What we and other people are doing right now:
- Requiring passwords to access user accounts
- Screen-scraping/parsing of result pages (such as LinkedIn or Facebook profile pages for instance, based on the user’s first and last name or nickname)
- Aggregating search results and using logic to weed out irrelevant content (ZoomInfo, Buzz)
What could be done
There are roughly four approaches to collecting user data; these are not new, and have been around since the beginnings of the Internet in various guises.

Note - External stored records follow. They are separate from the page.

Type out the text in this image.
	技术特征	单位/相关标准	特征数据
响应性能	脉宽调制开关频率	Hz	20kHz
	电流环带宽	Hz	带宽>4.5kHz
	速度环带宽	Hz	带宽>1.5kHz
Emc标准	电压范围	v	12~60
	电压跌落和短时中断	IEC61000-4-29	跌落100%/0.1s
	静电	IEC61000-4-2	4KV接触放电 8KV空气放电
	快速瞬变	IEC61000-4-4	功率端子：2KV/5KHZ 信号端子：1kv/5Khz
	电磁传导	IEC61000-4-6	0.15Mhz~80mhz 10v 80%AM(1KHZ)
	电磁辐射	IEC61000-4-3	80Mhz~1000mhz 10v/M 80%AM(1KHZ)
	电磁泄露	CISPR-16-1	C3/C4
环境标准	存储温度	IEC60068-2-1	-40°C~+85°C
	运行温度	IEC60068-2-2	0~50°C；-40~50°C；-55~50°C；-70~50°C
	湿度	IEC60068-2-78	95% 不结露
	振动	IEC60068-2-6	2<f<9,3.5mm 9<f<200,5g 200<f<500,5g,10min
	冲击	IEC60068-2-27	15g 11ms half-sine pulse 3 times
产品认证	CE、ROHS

A. A browser-based approach
This would implement a sort of super-cookie; where something like AutoFill would allow the user to control exactly what amount of information is dispensed on any given site; and a recap of the default profile information the user is willing to surrender. This could be changed on the fly. This approach is probably the most straight forward but the most limited as well as it only pertains to the data that the user him or herself controls and wouldn’t include, for example, what others say about me.
B. APIs for data extraction
This is what most sites are doing. LinkedIn will be next, under pressure from Facebook.
C. A new XML standard for social networking
This feels like a logical extension of the previous point. Major players would get together and agree that content would be formatted according to this schema. There would be some room for variability in the schema, but anything specific to the site would be implemented in the schema, and divulged to the standards partnership.
D. A de facto standard that will emerge due to market leadership.
For instance, a data format Google might impose.
The Traackr project is a recognition that there needs to be such a standard, in whichever way and shape it emerges. Our contention is that this standard will empower users to share only what they want to share, when they want to do it, and in a way that is much more effective than it is today. Of course, there will be pluses on the marketing side as well; but one might argue that if an ad is truly well targeted (ie nano-targeted), then it is no longer an ad, but valuable information to the purchaser. Additionally, the ability for a user to parlay their online data into an influence score, or a sphere of influence will create huge opportunities for marketers and consumers both.